The House gave tentative approval to a bill that would eliminate the single-punch option to vote a straight ticket. House Bill 25 by Rep. Ron Simmons (R-Carrollton) was passed to engrossment (third reading) by and following a series of largely party-line votes. The nearly two-hour debate became testy at times as Democratic amendments limiting the bill’s effects were discussed and rebuffed.

Simmons accepted an amendment by Rep. Celia Israel (D-Austin), a member of the Elections Committee, to ensure that the Secretary of State’s office works with counties to ensure “voters and county election administrators are not burdened by the implementation.”

Reps. Harold Dutton (D-Houston) and Ron Reynolds (D-Missouri City) warned that the bill would end up litigated.
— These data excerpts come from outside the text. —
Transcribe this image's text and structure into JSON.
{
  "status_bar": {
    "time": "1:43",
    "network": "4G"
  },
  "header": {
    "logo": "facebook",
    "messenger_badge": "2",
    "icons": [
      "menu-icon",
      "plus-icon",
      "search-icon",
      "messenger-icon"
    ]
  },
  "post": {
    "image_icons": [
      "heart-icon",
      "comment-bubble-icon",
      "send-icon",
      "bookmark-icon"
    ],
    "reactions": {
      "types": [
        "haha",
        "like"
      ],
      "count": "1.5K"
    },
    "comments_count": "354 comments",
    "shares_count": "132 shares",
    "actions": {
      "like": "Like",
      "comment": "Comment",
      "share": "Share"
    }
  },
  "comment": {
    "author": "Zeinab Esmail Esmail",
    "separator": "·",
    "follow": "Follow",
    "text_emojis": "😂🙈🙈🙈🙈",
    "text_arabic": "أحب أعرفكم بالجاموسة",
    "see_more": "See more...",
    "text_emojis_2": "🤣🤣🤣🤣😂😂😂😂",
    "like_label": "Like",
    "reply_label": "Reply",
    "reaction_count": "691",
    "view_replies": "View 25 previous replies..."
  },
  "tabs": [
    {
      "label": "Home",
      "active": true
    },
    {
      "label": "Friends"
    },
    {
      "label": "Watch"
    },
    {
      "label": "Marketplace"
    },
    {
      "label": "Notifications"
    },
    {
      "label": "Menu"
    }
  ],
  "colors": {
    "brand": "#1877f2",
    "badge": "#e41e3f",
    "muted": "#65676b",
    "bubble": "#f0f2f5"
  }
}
Texas is one of 10 states that give voters the option of using a single punch, mark or other action to vote for all candidates of a political party. Ten states have eliminated or stopped using straight-party voting since 1994.

A record 5.625M Texans cast straight-party votes using the single-punch option in 2016, corresponding to 63% of all ballots cast. More people cast a straight-party ballot in the general election than voted in the 2016 primary elections.

Note: Jeff Blaylock, publisher of Texas Election Source, is on record as being in favor of House Bill 25.